Nos anos 90, nos países onde a epidemia da AIDS parecia estar controlada e o público informado, assitiu-se a uma série de campanhas que resultaram na aprovação de legislação anti-discriminação e na mudança de mentalidades. Assim, se é um fato que a homofobia ainda grassa, também é verdade que foram eleitas ou nomeadas pessoas assumidamente LGBT para cargos públicos/políticos e que a homossexualidade deixou de ser um assunto proibido para passar a ser uma realidade abordada nos filmes e séries de televisão (nem sempre de forma correta), nos telejornais (onde, infelizmente, parece imperar a filosofia de «quanto mais espetacular e aberrante, melhor») e em algumas salas de aula (geralmente o local onde são proferidas asneiras sem que as/os professoras/es disso tenham consciência).

Um comentário:

  1. Em 1970, mais de 10 mil homossexuais marcharam em Nova Iorque comemorando o I aniversário da rebelião de Stonewall e exigindo seus direitos. A partir de então, o dia 28 de junho passou a ser o dia do Orgulho Gay e o exemplo foi seguido em diversos lugares do mundo. Nesse dia os homossexuais afirmam sua história de resistência e combate à homofobia. Nasceu assim, o movimento homossexual atual, que impôs mudanças na sociedade e derrubou muitas leis homofóbicas e conquistões direitos civis ao redor do mundo.

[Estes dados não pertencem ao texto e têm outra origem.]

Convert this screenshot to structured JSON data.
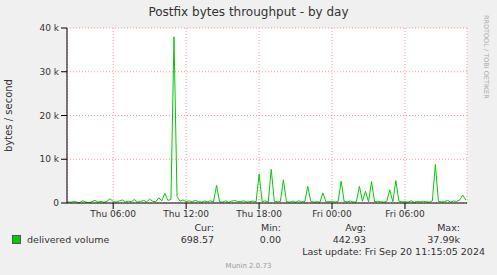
{
  "chart_data": {
    "type": "line",
    "title": "Postfix bytes throughput - by day",
    "y_label": "bytes / second",
    "watermark": "RRDTOOL / TOBI OETIKER",
    "last_update": "Last update: Fri Sep 20 11:15:05 2024",
    "footer": "Munin 2.0.73",
    "legend": "bottom",
    "grid": true,
    "xlim": [
      2.2,
      35.1
    ],
    "xticks": [
      {
        "value": 6,
        "label": "Thu 06:00"
      },
      {
        "value": 12,
        "label": "Thu 12:00"
      },
      {
        "value": 18,
        "label": "Thu 18:00"
      },
      {
        "value": 24,
        "label": "Fri 00:00"
      },
      {
        "value": 30,
        "label": "Fri 06:00"
      }
    ],
    "ylim": [
      0,
      40000
    ],
    "yticks": [
      0,
      {
        "value": 10000,
        "label": "10 k"
      },
      {
        "value": 20000,
        "label": "20 k"
      },
      {
        "value": 30000,
        "label": "30 k"
      },
      {
        "value": 40000,
        "label": "40 k"
      }
    ],
    "x": [
      2.25,
      2.5,
      2.75,
      3,
      3.25,
      3.5,
      3.75,
      4,
      4.25,
      4.5,
      4.75,
      5,
      5.25,
      5.5,
      5.75,
      6,
      6.25,
      6.5,
      6.75,
      7,
      7.25,
      7.5,
      7.75,
      8,
      8.25,
      8.5,
      8.75,
      9,
      9.25,
      9.5,
      9.75,
      10,
      10.25,
      10.5,
      10.75,
      11,
      11.25,
      11.5,
      11.75,
      12,
      12.25,
      12.5,
      12.75,
      13,
      13.25,
      13.5,
      13.75,
      14,
      14.25,
      14.5,
      14.75,
      15,
      15.25,
      15.5,
      15.75,
      16,
      16.25,
      16.5,
      16.75,
      17,
      17.25,
      17.5,
      17.75,
      18,
      18.25,
      18.5,
      18.75,
      19,
      19.25,
      19.5,
      19.75,
      20,
      20.25,
      20.5,
      20.75,
      21,
      21.25,
      21.5,
      21.75,
      22,
      22.25,
      22.5,
      22.75,
      23,
      23.25,
      23.5,
      23.75,
      24,
      24.25,
      24.5,
      24.75,
      25,
      25.25,
      25.5,
      25.75,
      26,
      26.25,
      26.5,
      26.75,
      27,
      27.25,
      27.5,
      27.75,
      28,
      28.25,
      28.5,
      28.75,
      29,
      29.25,
      29.5,
      29.75,
      30,
      30.25,
      30.5,
      30.75,
      31,
      31.25,
      31.5,
      31.75,
      32,
      32.25,
      32.5,
      32.75,
      33,
      33.25,
      33.5,
      33.75,
      34,
      34.25,
      34.5,
      34.75,
      35
    ],
    "series": [
      {
        "name": "delivered volume",
        "color": "#00cc00",
        "values": [
          300,
          150,
          400,
          200,
          100,
          500,
          250,
          0,
          300,
          600,
          200,
          350,
          150,
          400,
          1000,
          300,
          200,
          500,
          700,
          250,
          400,
          300,
          800,
          200,
          350,
          600,
          250,
          900,
          400,
          300,
          1200,
          500,
          2200,
          600,
          800,
          37990,
          1500,
          400,
          700,
          300,
          500,
          250,
          600,
          350,
          200,
          450,
          300,
          500,
          250,
          4000,
          300,
          200,
          500,
          150,
          400,
          600,
          250,
          350,
          500,
          200,
          300,
          450,
          250,
          6600,
          300,
          500,
          200,
          7700,
          400,
          250,
          350,
          5300,
          300,
          200,
          400,
          150,
          500,
          300,
          250,
          3800,
          400,
          200,
          300,
          150,
          2300,
          300,
          250,
          400,
          200,
          350,
          5000,
          300,
          250,
          450,
          200,
          300,
          3800,
          400,
          2700,
          300,
          4900,
          250,
          400,
          300,
          200,
          350,
          3000,
          300,
          5100,
          400,
          250,
          300,
          200,
          500,
          150,
          350,
          250,
          400,
          300,
          200,
          500,
          8800,
          400,
          250,
          300,
          600,
          200,
          450,
          350,
          700,
          1800,
          698.57
        ]
      }
    ],
    "legend_stats": [
      {
        "name": "Cur:",
        "value": 698.57,
        "label": "698.57"
      },
      {
        "name": "Min:",
        "value": 0,
        "label": "0.00"
      },
      {
        "name": "Avg:",
        "value": 442.93,
        "label": "442.93"
      },
      {
        "name": "Max:",
        "value": 37990,
        "label": "37.99k"
      }
    ]
  }
}
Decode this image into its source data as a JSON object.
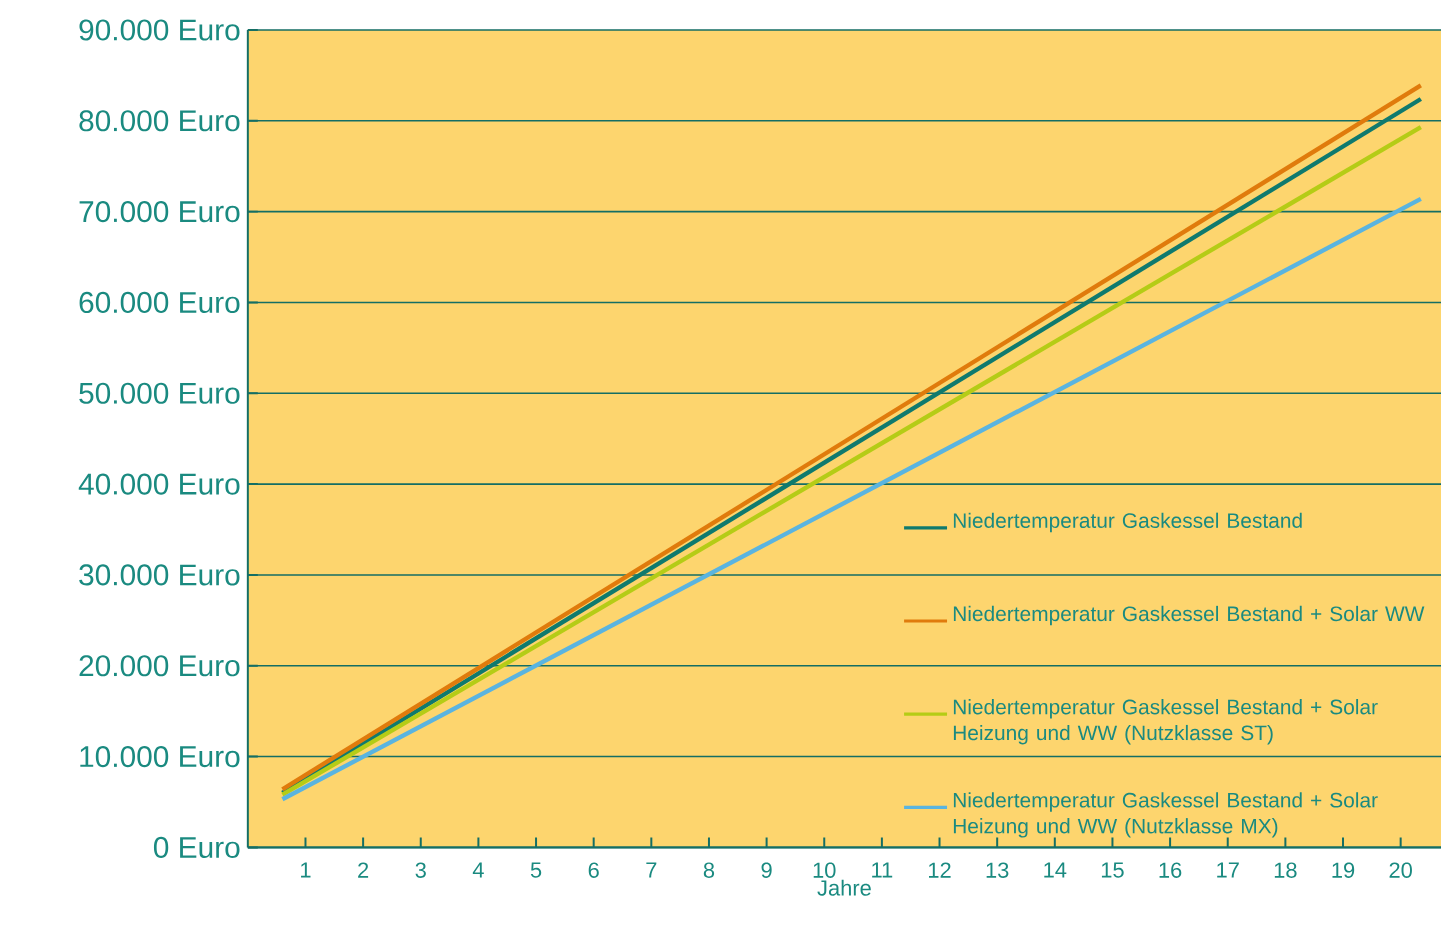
{
  "chart_data": {
    "type": "line",
    "xlabel": "Jahre",
    "xlim": [
      0,
      20.7
    ],
    "xticks": [
      1,
      2,
      3,
      4,
      5,
      6,
      7,
      8,
      9,
      10,
      11,
      12,
      13,
      14,
      15,
      16,
      17,
      18,
      19,
      20
    ],
    "ylim": [
      0,
      90000
    ],
    "yticks": [
      {
        "value": 0,
        "label": "0 Euro"
      },
      {
        "value": 10000,
        "label": "10.000 Euro"
      },
      {
        "value": 20000,
        "label": "20.000 Euro"
      },
      {
        "value": 30000,
        "label": "30.000 Euro"
      },
      {
        "value": 40000,
        "label": "40.000 Euro"
      },
      {
        "value": 50000,
        "label": "50.000 Euro"
      },
      {
        "value": 60000,
        "label": "60.000 Euro"
      },
      {
        "value": 70000,
        "label": "70.000 Euro"
      },
      {
        "value": 80000,
        "label": "80.000 Euro"
      },
      {
        "value": 90000,
        "label": "90.000 Euro"
      }
    ],
    "grid": "y",
    "x": [
      0.6,
      20.35
    ],
    "legend": "bottom right",
    "marker": "none",
    "line_style": "solid",
    "series": [
      {
        "name": "Niedertemperatur Gaskessel Bestand",
        "color": "#0f7a6e",
        "values": [
          6000,
          82400
        ]
      },
      {
        "name": "Niedertemperatur Gaskessel Bestand + Solar WW",
        "color": "#e07b0c",
        "values": [
          6400,
          83900
        ]
      },
      {
        "name": "Niedertemperatur Gaskessel Bestand + Solar Heizung und WW (Nutzklasse ST)",
        "color": "#b5cc16",
        "values": [
          5800,
          79300
        ]
      },
      {
        "name": "Niedertemperatur Gaskessel Bestand + Solar Heizung und WW (Nutzklasse MX)",
        "color": "#5ab4e0",
        "values": [
          5300,
          71400
        ]
      }
    ]
  }
}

    Infelizmente, o processo de mercantilização das Paradas, e sua transformação em um carnaval fora de época, junto aos patrocinadores e governos que promovem a homofobia duranto o ano todo, deixou de lado o caráter combativo de Stonewall.

    Em São Paulo, esse processo é tão aprofundado que a maior Parada do mundo foi praticamente privatizada através da Associação da Parada, uma ONG que se apropriou da manifestação pública e que atua como uma promotora de eventos. No ano passado, traindo a origem do movimento, a Associação da Parada se utilizou da violência policial para impedir que um carro de ativistas participassem da Parada de maneira injustificada. Isso deixou claro que a Parada não cumpre mais o papel de organizar os homossexuais e fortalecer sua luta.

    O GT GLBT da Conlutas realizou no dia 28 de junho um debate na Apeoesp-SP que reuniu cerca de 70 pessoas. Para debater o tema “40 anos de Stonewall” estiveram presentes Wilson H. Silva, do GT GLBT da Conlutas, ativista dos movimentos homossexual e negro e membro da secretaria GLBT do PSTU, e Mara Inajá, representante do grupo de mulheres Pão e Rosas.

    Um segundo tema importante discutido durante o ato foi a necessidade imediata de uma luta ampla que responda aos recentes atentados homofóbicos ocorridos em São Paulo no dia da última Parada, que chegou a causar a morte de Marcelo Campos. Os participantes do ato mostraram disposição em avançar na organização exigindo a identificação e punição dos agressores, o combate aos grupos neofascistas, e a responsabilização do Estado que além de não assegurar a segurança da população ainda promove a homofobia.

    Além destas questões, foram bastante discutidos pelos participantes do ato, a homofobia cotidiana, a necessidade de buscar saídas coletivas contra opressão e das alianças junto as organizações da classe trabalhadora.

    Wilson encerrou afirmando que é necessário reeguer Stonewall (que significa parede de pedras) e derrubar os muros da homofobia, retomando a lição da rebelião que aconteceu há 40 anos atrás, avançando em nossa organização em aliança com os oprimidos e explorados, das universidades, dos movimentos populares e sociais num movimento classista, independente das empresas e dos governos e que o fortalecimento do GT GLBT da Conlutas é fundamental para isso.